Christelijke encyclopedie

F.W. Grosheide (1926)

Gepubliceerd op 08-01-2020

Jean Paul Marat

betekenis & definitie

Geboren in 1743 te Neufchatel (Zwitserland), gestorven in 1793 te Parijs. Tot den hemel toe verhoogd door de duizenden die zijn vlammend woord opzweepte tot aristocratenhaat en bloeddorst, ter helle toe nedergestooten door de menschen van de reactie, staat deze afstootende, maar tegelijk raadselachtige figuur nog steeds als tusschen een krijschende en hartstochtelijke menigte die den historicus de vorming van een objectief oordeel uitermate moeilijk maakt.

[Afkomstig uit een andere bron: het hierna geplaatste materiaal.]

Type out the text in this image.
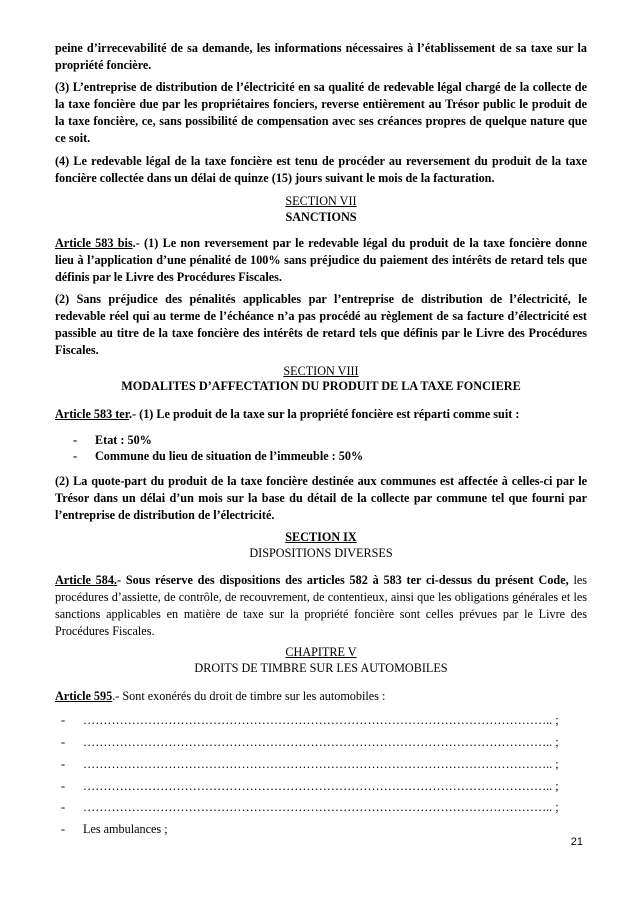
peine d’irrecevabilité de sa demande, les informations nécessaires à l’établissement de sa taxe sur la propriété foncière.

(3) L’entreprise de distribution de l’électricité en sa qualité de redevable légal chargé de la collecte de la taxe foncière due par les propriétaires fonciers, reverse entièrement au Trésor public le produit de la taxe foncière, ce, sans possibilité de compensation avec ses créances propres de quelque nature que ce soit.

(4) Le redevable légal de la taxe foncière est tenu de procéder au reversement du produit de la taxe foncière collectée dans un délai de quinze (15) jours suivant le mois de la facturation.

SECTION VII

SANCTIONS

Article 583 bis.- (1) Le non reversement par le redevable légal du produit de la taxe foncière donne lieu à l’application d’une pénalité de 100% sans préjudice du paiement des intérêts de retard tels que définis par le Livre des Procédures Fiscales.

(2) Sans préjudice des pénalités applicables par l’entreprise de distribution de l’électricité, le redevable réel qui au terme de l’échéance n’a pas procédé au règlement de sa facture d’électricité est passible au titre de la taxe foncière des intérêts de retard tels que définis par le Livre des Procédures Fiscales.

SECTION VIII

MODALITES D’AFFECTATION DU PRODUIT DE LA TAXE FONCIERE

Article 583 ter.- (1) Le produit de la taxe sur la propriété foncière est réparti comme suit :

- Etat : 50%

- Commune du lieu de situation de l’immeuble : 50%

(2) La quote-part du produit de la taxe foncière destinée aux communes est affectée à celles-ci par le Trésor dans un délai d’un mois sur la base du détail de la collecte par commune tel que fourni par l’entreprise de distribution de l’électricité.

SECTION IX

DISPOSITIONS DIVERSES

Article 584.- Sous réserve des dispositions des articles 582 à 583 ter ci-dessus du présent Code, les procédures d’assiette, de contrôle, de recouvrement, de contentieux, ainsi que les obligations générales et les sanctions applicables en matière de taxe sur la propriété foncière sont celles prévues par le Livre des Procédures Fiscales.

CHAPITRE V

DROITS DE TIMBRE SUR LES AUTOMOBILES

Article 595.- Sont exonérés du droit de timbre sur les automobiles :

- …………………………………………………………………………………………………….. ;

- …………………………………………………………………………………………………….. ;

- …………………………………………………………………………………………………….. ;

- …………………………………………………………………………………………………….. ;

- …………………………………………………………………………………………………….. ;

- Les ambulances ;

21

Heeft men in Marat slechts alleen een quaerulant te zien, vol eigendunk en hoogmoed die, in de aan de beoefening der natuurwetenschappen gewijde periode van zijn leven een grooten mond opzette tegen Newton, Laplace en Lavoisier, en naderhand, in zijn revolutionaire jaren, de laagste instincten van de menigte vleide, en, wederkeerig door de menigte gefascineerd, alle zelfbeheersching en daardoor alle besef van normen en maten verloor ? Of zouden wij ook edeler driften als behoefte aan recht en gerechtigheid, dorst naar waarheid, mogen veronderstellen bij dezen waarlijk niet onbegaafden man, die medicus was, vele talen kende, veel gereisd had, voor wiens natuurkundige proeven Benjamin Franklin zelf lof had; die de partij van het volk koos toen dit nog gevaarlijk was, en nooit eenig stoffelijk voordeel heeft getrokken van zijn koortsachtig ijveren; die, doodziek van overspanning, zijn lichaam in de afkoeling van het bad tot den arbeid dwong? Wie zal hier uitspraak doen ? — De politieke activiteit van Marat heeft in nagenoeg niets anders bestaan dan in het opzweepen van de volksmassa, als hij meende dat deze aarzelen zou. Door zijn lijfblad L'ami du peuple, weldra herdoopt in La république française, heeft hij de hand gehad in alle bloedige gebeurtenissen die de baan der Revolutie afgepaald hebben : de Septembermoorden, het proces van Lodewijk XVI en Marie Antoinette, den val der Girondijnen.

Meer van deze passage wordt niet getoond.